2. Adjusting file paths accordingly, run: `python topics/soup_nuts/models/gensim/lda.py --input_dir data/tweets_cong_115_116/clean2/ --model mallet --output_dir data/tweets_cong_115_116/mallet_results/tbip_expanded_preprocessing_k50 --train_path counts.npz --eval_path counts.npz --vocab_path vocabulary.json --num_topics 50 --optimize_interval 10 --workers 8 --mallet_path topics/mallet-2.0.8/bin/mallet`

Note: your mallet path might be `topics/Mallet-2.0.8RC3/bin/mallet` instead!


**Step 3:** 

Input: MALLET topic modeling output files in `data/tweets_cong_115_116/mallet_results/tbip_expanded_preprocessing_k50/`

Output: Scaled MALLET topic modeling output files for use in subsequent ideal point estimation, also stored in `data/tweets_cong_115_116/mallet_results/tbip_expanded_preprocessing_k50/`

Process: Run the following script: `python setup/scale_mallet_output_using_poisson_factorization_runs_twitter.py --base_dir data/tweets_cong_115_116/ --glob_pattern "pf-fits-expanded-vocab-k50-seed*" --input_mallet_dir data/tweets_cong_115_116/mallet_results/tbip_expanded_preprocessing_k50/ --beta_fname beta.npy --theta_fname doctopics.txt` 


**Step 4:** 

Input: `data/tweets_cong_115_116/clean2/` and `data/tweets_cong_115_116/mallet_results/tbip_expanded_preprocessing_k50/`

Output: `data/tweets_cong_115_116/tbip-og-k50-expanded-vocab-with-mallet-scaled-topics/`

Process: Run the script (from `tbip_scripts`): `bash tweets_cong_115_116.sh`

NOTE: We highly recommending running the above script using a GPU device rather than on CPU. CPU will take a long time (multiple months!).


**Step 5:** 

Input: Host of subdirectories present in `data/tweets_cong_115_116/`

Output: Files stored in `../tweets_results/`

Process: Running the code in the notebook: `analysis/analyze_tweet_ideal_points.ipynb`



### Roll-Call Votes
---

**Step 1:** 

Input: Raw data files in `data/congs_115-116_votes/raw/` 

Output: Processed data files in `data/congs_115-116_votes/clean/`

Process: Run the script: `python setup/preprocess_house_congs_votes.py` 


**Step 2:** 

Input: Processed data files in `data/congs_115-116_votes/clean/`

Output: Vote-based ideal point estimates (derived using variational inference) in `data/congs_115-116_votes/fits/`

Process: Run the script (from `tbip_scripts`): `bash estimate_vote_ideal_points_congs_115_116.sh`

### Final Step
---

To get the intermediate file with TBIP values used in the research, the notebook in main directory needs to be run: `combine_and_create_main_file_for_conducting_research.ipynb`

NOTE: For running this above notebook, a newer version of pandas (pandas >= 1.2) is needed than what is supported by python 3.6 and the pandas version needed to run earlier steps.
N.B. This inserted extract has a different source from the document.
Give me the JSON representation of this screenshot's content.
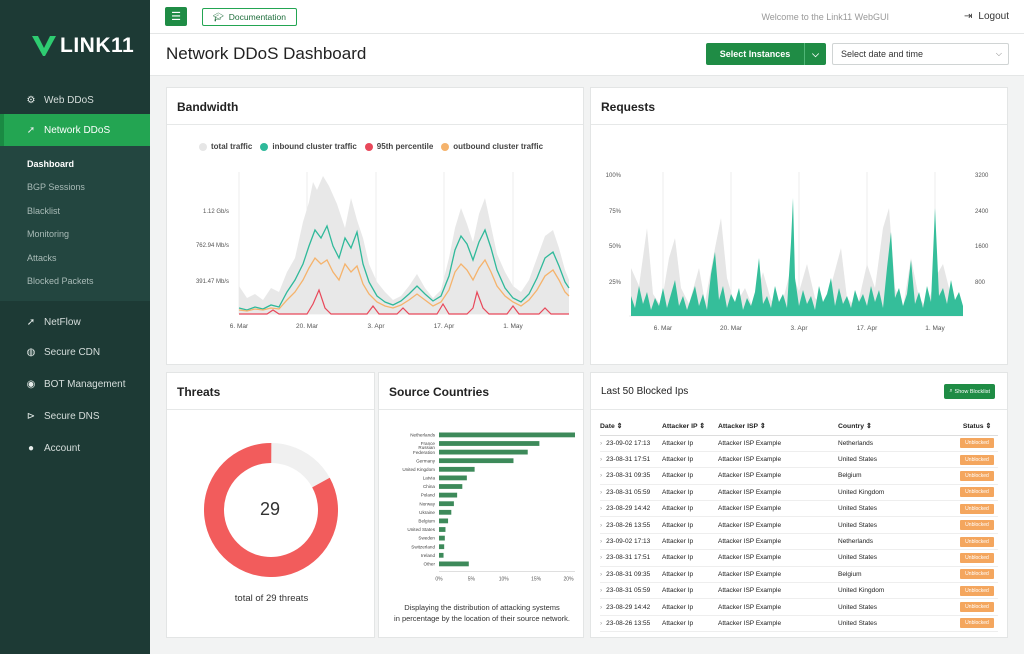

Please use a different python environment and install pandas >= 1.2, openpyxl, and numpy in order to run the above notebook. 


#### Human (Political Science Grad Students) Validation of unsupervised Topic Modeling (Pre-TBIP-estimation) and TBIP outputs
---

`analysis/human_annotation_files/` contains code for creation of annotation files along with instructions PDF sent alongside xlsx files to annotators, annotation results, and analysis code for computing agreement, etc.